Many athletes are uncertain as to what they should still do in the final week before a longer running event. The most important tips.

Even though the mind actually knows that nothing more can be gained in terms of training during the last days before a target competition, there is a lot to lose which is why restraint is called for, making it extremely difficult for many amateur athletes to relax their legs without a bad conscience. The tension is high, but self-confidence is usually low and uncertainty prevails as to whether one could not perhaps have been better prepared. But it is how it is - so the following applies: make the best of it:


Reduce your training: In this phase the main part of your training has been completed, which now means it’s a case of waiting and drinking tea, or in other words: now is the time to concentrate on your recovery, so that you are rested on the day of the competition and the supercompensation can unfurl its full effect. It doesn’t matter whether you want to complete your first half marathon or are already an experienced long-distance runner, the following applies to both: you need to drastically reduce your usual scope of training during the week of the competition.

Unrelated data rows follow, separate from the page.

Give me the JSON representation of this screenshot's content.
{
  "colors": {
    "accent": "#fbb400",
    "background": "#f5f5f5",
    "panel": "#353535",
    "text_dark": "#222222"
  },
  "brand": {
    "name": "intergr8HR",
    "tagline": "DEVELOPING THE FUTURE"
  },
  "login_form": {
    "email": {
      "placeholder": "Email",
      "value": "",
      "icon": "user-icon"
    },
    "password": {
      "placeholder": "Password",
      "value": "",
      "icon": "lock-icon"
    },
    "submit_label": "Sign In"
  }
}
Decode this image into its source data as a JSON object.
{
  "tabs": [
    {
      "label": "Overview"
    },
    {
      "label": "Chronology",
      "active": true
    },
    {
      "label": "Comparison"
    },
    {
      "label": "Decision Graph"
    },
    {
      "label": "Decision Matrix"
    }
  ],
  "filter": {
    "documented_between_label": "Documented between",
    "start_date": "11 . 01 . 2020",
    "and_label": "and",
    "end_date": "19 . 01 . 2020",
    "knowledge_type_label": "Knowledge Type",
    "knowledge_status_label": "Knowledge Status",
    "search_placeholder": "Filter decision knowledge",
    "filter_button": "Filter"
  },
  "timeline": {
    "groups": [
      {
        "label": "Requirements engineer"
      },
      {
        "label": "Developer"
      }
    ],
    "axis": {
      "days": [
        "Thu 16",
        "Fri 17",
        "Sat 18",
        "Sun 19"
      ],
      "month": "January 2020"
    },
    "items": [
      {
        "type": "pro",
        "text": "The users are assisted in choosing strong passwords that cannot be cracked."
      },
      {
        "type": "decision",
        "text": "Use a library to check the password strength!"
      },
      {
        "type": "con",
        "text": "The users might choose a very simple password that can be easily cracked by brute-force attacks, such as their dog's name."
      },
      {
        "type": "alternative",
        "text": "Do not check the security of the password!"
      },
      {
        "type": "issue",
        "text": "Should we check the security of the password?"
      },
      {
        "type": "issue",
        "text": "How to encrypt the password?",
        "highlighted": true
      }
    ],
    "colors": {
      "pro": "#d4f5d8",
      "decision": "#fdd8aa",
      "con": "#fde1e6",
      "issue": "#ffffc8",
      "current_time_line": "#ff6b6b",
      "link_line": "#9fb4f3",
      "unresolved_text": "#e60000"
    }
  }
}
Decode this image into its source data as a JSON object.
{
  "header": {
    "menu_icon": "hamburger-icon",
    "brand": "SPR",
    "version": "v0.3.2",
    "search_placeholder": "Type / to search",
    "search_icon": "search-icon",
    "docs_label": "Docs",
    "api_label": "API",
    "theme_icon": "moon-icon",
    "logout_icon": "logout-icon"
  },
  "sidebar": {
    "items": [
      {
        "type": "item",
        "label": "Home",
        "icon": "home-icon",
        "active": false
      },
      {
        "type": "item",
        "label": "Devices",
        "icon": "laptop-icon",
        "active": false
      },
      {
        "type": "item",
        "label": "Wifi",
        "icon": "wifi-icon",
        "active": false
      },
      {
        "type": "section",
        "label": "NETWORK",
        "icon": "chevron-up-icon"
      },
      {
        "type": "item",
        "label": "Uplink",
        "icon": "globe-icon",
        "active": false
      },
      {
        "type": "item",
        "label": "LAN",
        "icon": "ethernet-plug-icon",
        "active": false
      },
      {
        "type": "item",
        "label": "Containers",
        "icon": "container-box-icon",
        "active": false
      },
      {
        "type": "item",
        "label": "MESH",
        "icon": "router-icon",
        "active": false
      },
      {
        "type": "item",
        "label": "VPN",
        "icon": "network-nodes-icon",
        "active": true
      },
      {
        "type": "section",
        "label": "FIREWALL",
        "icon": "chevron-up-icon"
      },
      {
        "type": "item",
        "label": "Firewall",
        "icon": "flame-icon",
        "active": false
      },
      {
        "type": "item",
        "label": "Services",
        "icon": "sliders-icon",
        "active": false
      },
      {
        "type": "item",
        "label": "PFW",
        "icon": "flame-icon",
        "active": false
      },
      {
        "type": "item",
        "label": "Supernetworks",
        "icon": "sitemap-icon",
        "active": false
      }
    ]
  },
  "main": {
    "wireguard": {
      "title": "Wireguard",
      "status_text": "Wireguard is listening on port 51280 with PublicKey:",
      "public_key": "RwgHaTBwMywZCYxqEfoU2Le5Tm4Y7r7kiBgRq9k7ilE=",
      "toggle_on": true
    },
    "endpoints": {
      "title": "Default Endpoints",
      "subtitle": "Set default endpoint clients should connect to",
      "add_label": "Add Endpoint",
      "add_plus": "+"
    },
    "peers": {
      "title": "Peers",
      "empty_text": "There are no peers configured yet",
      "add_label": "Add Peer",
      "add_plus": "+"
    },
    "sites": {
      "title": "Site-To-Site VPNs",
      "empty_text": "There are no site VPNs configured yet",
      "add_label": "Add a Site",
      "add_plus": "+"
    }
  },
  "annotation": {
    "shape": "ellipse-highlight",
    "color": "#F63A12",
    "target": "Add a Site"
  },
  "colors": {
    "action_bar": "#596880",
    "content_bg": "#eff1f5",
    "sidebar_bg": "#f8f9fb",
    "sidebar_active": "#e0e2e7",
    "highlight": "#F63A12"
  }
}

Refrain from doing any more exhaustive training: In terms of content, it is also recommended that less-experienced competitors significantly reduce the intensity of their planned training units. While you will no longer improve your fitness level by doing strenuous units during the last few days, you can still make it significantly worse. This is slightly different for well-trained runners and experienced competitors; they usually have better experiences by keeping up the intensity of their training until a few days before the competition, at least by doing short units and tempo runs or forms of interval training that are not exhaustive. Fast sections in the last few days before the challenge impart liveliness and a better body feeling. In general, high-performance runners regenerate faster and can still tolerate such units without any difficulty.


Fill up your reserves: During the last few days, it is generally a case of topping up your muscle reserves with a carbohydrate-rich diet. But careful consideration should also be given to your last meal before the competition, especially if you are staying in a hotel away from home. The problem with a hotel buffet is that only a limited selection is on offer and lacks precisely that which you would have liked to have. However, you can always find white bread and/or toast and jam or honey, which will serve you well. But if in doubt, it’s best to bring along a portion of your familiar favourite meal from home.

Drink a lot: Especially in summer you should make sure that you are sufficiently «watered» at the start of a competition and drink plenty of fluids in the days beforehand. A visual check is pale urine.


Ease off stress: The last days should generally be organised to be a bit more stress-free and comfortable than the usual hectic rush of everyday life, however, it is especially important to get enough sleep. This particularly applies to the last few days before the challenge. On the other hand, it is not tragic if you don’t sleep so long and well on the last night.

The last meal: Right before a long and intensive physical exertion, a carbohydrate-rich and low-fibre (so no wholemeal products!) meal approximately three to four hours before the competition is ideal. Not only white bread with honey or corn flakes and breakfast cereals (without fruit, little yoghurt) are a possibility, but also hot meals in the form of pasta or potatoes can be eaten at this time. Hard-to-digest foods such as vegetables, salad, or cucumber are inappropriate.

The last sip: Those who have drunk enough in the days beforehand will not need to drink anything during the last two hours before the start. After the last visit to the toilet, you can take a few sips of fluid (max. 2-3 decilitres) shortly before the start. This will ensure that you don't have a full bladder when standing at the starting line.